ECE 473/573 Fall 2024 - Project 2

Service Containerization

Report Due: 09/29 (Sun.), by the end of the day (Chicago time)
Late submissions will NOT be graded

In this project, you will learn how to containerize services using Docker tools. We will introduce a few more Docker commands for troubleshooting issues, as well as Docker Compose to manage and connect services via container orchestration.

II. Key-Value Store Orchestration

We continue our exploration of the key-value store example from the textbook and focus on the transaction log backed by a Postgres database in this project. While the example code from the textbook available from github has issues for containerization, I am able to fix most of them and the updated version is available at https://github.com/wngjia/ece573-prj02.git. Similar to Project 1, please create a new VM by importing our VM Appliance, make a clone of the repository (or fork it first), and execute 'setup_vm.sh' to setup the VM as needed.

Our key-value store consists of two microservices kvs and postgres, each running in its own container. The kvs service uses the source code from the textbook that is in the 'kvs' directory. On the other hand, the postgres service uses a pre-built Postgres image, which saves us a lot of effort. Instead of managing this two containers individually, we utilize Docker Compose to orchestrate the two so that they can be easily built, started, and stopped as a whole.

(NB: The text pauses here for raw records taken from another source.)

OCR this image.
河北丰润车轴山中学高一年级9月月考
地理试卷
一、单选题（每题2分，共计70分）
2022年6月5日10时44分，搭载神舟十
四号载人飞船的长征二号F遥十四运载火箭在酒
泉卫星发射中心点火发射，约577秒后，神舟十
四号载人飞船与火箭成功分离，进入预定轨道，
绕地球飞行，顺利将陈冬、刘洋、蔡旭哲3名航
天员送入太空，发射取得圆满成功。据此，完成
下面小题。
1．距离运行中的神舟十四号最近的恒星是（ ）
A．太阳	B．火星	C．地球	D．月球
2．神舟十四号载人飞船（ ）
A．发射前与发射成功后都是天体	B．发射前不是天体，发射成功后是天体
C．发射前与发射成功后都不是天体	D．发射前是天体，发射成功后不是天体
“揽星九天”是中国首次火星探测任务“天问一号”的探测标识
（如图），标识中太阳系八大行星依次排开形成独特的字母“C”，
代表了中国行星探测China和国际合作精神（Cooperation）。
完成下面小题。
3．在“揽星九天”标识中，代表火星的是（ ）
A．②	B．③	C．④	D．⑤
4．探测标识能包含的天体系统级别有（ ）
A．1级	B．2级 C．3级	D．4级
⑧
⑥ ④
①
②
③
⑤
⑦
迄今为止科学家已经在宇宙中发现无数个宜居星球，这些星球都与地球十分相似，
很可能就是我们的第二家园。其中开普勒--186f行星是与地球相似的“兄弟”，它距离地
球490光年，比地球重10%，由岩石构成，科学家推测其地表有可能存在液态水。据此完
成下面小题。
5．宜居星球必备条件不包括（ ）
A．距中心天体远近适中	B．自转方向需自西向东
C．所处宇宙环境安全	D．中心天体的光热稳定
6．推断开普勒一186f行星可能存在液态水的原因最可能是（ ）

Docker Compose uses the 'docker-compose.yml' script to define the services as containers and how they should be orchestrated. Open docker-compose.yml and you should be able to tell it defines two services. The first service is postgres that uses the pre-built image 'postgres:11'. More details of this image can be found on docker hub, including the descriptions for the environment variables defined in the postgres service. The second service kvs should be built from the directory 'kvs'. The port '8080' is publish as '8080' so that we can access the service inside the container from the VM.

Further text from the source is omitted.